At this point in the film, one cannot escape the feeling that The Killer is on a mission not simply to avenge the assault on his girlfriend, but to avenge his own mistake; prove that he can kill under pressure and that his yoga moves, his heart rate rules, and his internal mantras are all, in fact, effective. It all feels like grandstanding; trying to prove himself capable at his job, to make up for that ‘unprecedented’ mistake at the beginning of the film. Trying to show himself, primarily, that he is the cool, calm and collected professional assassin that his internal monologue tries to reassure him that he is.
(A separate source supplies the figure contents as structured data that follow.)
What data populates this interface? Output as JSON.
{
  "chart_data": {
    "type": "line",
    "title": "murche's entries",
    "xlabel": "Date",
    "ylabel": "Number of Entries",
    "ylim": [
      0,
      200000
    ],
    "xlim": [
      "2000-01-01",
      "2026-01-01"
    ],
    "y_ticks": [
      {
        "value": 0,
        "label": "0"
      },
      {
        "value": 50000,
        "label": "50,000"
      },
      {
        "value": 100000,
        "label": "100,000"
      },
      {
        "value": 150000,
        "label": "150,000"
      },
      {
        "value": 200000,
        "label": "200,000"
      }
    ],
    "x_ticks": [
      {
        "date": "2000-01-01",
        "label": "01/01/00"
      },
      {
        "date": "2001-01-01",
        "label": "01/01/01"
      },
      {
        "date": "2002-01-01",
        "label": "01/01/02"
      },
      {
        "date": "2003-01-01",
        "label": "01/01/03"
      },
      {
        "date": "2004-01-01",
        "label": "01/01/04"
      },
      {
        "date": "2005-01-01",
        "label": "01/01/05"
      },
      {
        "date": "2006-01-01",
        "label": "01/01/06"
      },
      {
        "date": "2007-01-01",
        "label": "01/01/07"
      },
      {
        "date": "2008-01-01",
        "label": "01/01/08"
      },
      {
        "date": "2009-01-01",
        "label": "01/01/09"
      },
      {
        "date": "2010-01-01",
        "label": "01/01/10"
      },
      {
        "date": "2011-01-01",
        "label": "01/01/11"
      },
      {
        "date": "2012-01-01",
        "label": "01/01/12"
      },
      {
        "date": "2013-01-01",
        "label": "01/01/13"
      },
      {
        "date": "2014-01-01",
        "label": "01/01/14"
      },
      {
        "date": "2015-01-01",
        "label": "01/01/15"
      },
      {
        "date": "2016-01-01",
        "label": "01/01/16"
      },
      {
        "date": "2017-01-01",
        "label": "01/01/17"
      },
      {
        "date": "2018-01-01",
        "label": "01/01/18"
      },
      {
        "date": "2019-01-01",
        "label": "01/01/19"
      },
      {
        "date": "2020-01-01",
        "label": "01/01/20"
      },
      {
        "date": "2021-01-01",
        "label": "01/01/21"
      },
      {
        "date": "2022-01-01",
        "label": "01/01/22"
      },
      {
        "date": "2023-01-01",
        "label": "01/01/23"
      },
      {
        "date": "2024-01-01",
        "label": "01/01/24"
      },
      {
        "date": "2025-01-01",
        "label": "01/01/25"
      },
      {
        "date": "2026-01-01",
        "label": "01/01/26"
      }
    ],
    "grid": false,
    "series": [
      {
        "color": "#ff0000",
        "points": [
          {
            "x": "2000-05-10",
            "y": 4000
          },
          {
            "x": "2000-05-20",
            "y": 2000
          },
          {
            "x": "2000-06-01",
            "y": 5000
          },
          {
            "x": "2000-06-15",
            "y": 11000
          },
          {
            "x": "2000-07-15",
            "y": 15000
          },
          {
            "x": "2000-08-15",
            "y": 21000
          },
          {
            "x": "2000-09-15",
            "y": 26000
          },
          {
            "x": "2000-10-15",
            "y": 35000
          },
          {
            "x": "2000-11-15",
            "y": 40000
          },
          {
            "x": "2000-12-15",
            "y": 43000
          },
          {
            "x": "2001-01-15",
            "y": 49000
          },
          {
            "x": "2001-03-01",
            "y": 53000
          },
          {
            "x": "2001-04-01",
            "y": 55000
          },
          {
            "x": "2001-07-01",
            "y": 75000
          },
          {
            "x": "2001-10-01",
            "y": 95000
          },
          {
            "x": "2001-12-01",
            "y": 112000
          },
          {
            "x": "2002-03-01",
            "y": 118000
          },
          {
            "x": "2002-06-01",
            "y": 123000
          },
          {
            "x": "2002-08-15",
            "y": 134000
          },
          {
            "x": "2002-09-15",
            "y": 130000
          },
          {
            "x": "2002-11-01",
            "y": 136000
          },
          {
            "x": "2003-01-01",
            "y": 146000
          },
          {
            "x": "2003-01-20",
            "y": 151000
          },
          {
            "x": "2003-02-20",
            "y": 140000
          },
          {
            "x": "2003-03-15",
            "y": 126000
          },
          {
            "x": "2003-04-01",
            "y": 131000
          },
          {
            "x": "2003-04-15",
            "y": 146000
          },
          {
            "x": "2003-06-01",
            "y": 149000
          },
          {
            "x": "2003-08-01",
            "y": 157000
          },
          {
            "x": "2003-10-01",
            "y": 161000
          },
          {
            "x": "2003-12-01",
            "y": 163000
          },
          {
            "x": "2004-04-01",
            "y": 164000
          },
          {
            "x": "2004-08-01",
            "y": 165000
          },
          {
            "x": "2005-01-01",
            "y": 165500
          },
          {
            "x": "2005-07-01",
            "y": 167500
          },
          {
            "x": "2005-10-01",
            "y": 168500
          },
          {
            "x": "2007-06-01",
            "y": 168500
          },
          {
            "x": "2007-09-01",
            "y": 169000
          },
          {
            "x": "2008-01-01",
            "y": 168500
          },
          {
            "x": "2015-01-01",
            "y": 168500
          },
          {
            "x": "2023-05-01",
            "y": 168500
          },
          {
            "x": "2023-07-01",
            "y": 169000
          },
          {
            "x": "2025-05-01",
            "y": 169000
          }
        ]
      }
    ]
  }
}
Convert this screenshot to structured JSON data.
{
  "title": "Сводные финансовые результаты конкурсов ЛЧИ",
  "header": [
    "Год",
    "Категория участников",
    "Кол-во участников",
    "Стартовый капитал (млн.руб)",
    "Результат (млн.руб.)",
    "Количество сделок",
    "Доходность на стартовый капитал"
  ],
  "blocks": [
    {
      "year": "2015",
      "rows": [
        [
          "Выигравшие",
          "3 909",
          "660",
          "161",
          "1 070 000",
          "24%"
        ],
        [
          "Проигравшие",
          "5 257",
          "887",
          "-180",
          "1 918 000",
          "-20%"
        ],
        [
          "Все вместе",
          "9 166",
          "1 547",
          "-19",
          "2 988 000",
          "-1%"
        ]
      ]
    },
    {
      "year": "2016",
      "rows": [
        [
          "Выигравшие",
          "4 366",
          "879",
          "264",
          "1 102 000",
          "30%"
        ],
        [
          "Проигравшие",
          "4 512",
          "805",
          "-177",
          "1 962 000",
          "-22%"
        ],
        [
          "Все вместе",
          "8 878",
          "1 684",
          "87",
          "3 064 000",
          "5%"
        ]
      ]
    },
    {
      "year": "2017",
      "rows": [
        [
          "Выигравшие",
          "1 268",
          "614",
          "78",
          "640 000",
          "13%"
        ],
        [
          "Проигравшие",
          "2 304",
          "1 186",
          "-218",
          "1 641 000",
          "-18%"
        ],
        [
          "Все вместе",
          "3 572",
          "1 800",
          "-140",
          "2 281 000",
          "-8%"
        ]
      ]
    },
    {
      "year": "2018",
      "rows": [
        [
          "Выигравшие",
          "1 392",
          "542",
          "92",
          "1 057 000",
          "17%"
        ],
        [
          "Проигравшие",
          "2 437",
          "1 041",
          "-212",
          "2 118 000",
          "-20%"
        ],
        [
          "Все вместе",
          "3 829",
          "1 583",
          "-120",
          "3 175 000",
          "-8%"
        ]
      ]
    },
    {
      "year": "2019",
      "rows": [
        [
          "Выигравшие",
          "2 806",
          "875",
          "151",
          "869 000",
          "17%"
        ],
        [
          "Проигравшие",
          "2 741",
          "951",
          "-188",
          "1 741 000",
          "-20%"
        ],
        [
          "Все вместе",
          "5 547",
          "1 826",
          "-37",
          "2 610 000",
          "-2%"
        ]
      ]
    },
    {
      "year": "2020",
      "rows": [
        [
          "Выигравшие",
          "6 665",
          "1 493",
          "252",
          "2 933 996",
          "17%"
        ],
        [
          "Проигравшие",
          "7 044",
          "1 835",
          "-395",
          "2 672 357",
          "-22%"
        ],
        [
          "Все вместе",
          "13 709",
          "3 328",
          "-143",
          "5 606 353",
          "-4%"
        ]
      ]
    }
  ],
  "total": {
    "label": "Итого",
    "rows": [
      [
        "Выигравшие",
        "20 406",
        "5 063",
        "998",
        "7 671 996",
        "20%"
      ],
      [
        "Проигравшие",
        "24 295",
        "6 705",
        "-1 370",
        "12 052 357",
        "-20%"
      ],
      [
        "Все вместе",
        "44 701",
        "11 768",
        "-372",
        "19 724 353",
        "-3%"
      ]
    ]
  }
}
Trying desperately to prevent that failed kill in Paris from being his anticlimactic swansong to an otherwise stellar career in slaughter. And is there a part of him that is wrapping up these loose ends just for fun? Because he has forgotten how to do anything else, how to be anything else? Because, as The Expert presumes, he cannot help himself?
If The Killer were to escape with his life, give up his job, then he would be, as he says at the end of the film, ‘one of the many’, someone who cashes in for an easy life, settles for feeling secure. He clung to his job, even when his luck was up, because he thought it made him special, someone on the other side of life, above others, like the CEOs and ex-navy seals who lecture us all about self-discipline and ‘staying hard’. To give in would be to accept he is just like everyone else; a reality which makes him flinch as he admits it:
“The need to feel secure. It’s a slippery slope. Fate is a placebo. The only life path, the one behind you. If, in the brief time we’re all given, you can’t accept this, well maybe you’re not one of the few. Maybe you’re just like me; one of the many.”
Is this film really about the lengths we will go to to feel special, to feel we are different from others? The bullshit, vacuous concepts we will chew up and spit out from billionaire CEOs, sociopathic figures whose lives we will never be able to emulate, and would not want to either. We who watch the film are not all that far removed from The Killer; all justifying our own inadequacies using deceptive, insufficient philosophies and wellness techniques we’ve learned from people who lead unrealistic and unrecognisable lives to ours. We are all unmemorable, just like The Killer. Trying to reach perfection, not realising that our humanity, our joy, lies in our error.